Wheeling also asserts that Homeowners have not pled facts sufficient to support an award of punitive damages under the FHA. (Mot. at 11.) In support, Wheeling relies on Hispanics United of DuPage County v. Village of Addison, Ill., 958 F.Supp. 1320, 1331 (N.D. Ill. 1997), which, it contends, requires "allegations of widespread and knowledgeable participation by taxpayers in the municipality's outrageous abuse of constitutional rights." (Mot. at 11.) Plaintiffs also cite Hispanics United in support of their claim for punitive damages. The relevant discussion in Hispanics United arose in a similar context to the one present here. The court noted the municipal immunity that applies to civil rights cases, but acknowledged "a narrow exception" that Fact Concerts considered in a footnote. 958 F.Supp. 1331-32. That footnote, footnote 29, stated, "[i]t is perhaps possible to imagine an extreme situation where the taxpayers are directly responsible for perpetrating an outrageous abuse of constitutional rights... such an occurrence is sufficiently unlikely that we need not anticipate it here." Fact Concerts, 453 U.S. at 267 fn. 29. The court in Hispanics United considered the plaintiffs' argument that such a situation is less unlikely in FHA violations because "land use decisions are often the result of the discriminatory wishes of constituents." 958 F.Supp. 1332. The court noted that no plaintiff has successfully invoked footnote 29 under the FHA or any other civil rights statute, but also indicated that the determining factor in deciding whether to apply that exception was "the extent and nature of taxpayer participation in reprehensible municipal conduct." Id. The court stated that it lacked sufficient information to make this determination but "decline[d] to foreclose the possibility of awarding punitive damages should the plaintiffs meet their stiff burden of proving the residents' widespread knowledge and participation in perpetrating an outrageous abuse of constitutional rights." Id.

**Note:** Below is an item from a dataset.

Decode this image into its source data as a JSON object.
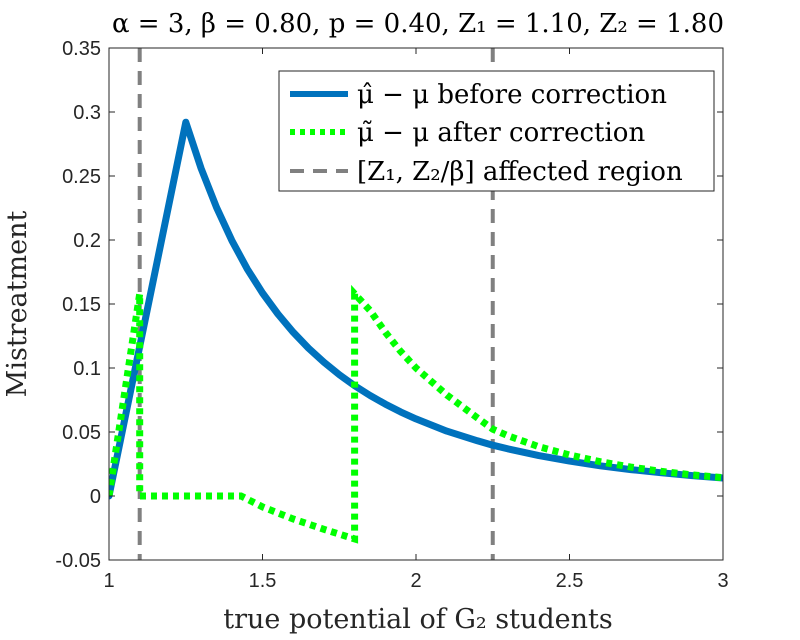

Here, the Homeowners have not pled any facts that Wheeling's taxpayers "are directly responsible for perpetrating an outrageous abuse of constitutional rights." Indeed, any punitive damages the Court applied against the Village of Wheeling for alleged civil rights violations based on Plaintiffs' Hispanic and Latino ethnicity and national origin would fall on the shoulders of its residents. This would be a particularly perverse outcome given that 31% of Wheeling's population identified itself as Hispanic as of the 2010 Census. The Court grants Defendant's motion to strike Plaintiffs' request for punitive damages.
For these reasons, the Court grants Defendant's Motion to Dismiss Counts II, IV, and VIII and denies Defendant's Motion to Dismiss Counts I, III, V, VI, and VII. The Court also denies Defendant's motion to stay the case pursuant to the Younger doctrine and grants Defendant's Motion to strike Plaintiff's request for punitive damages.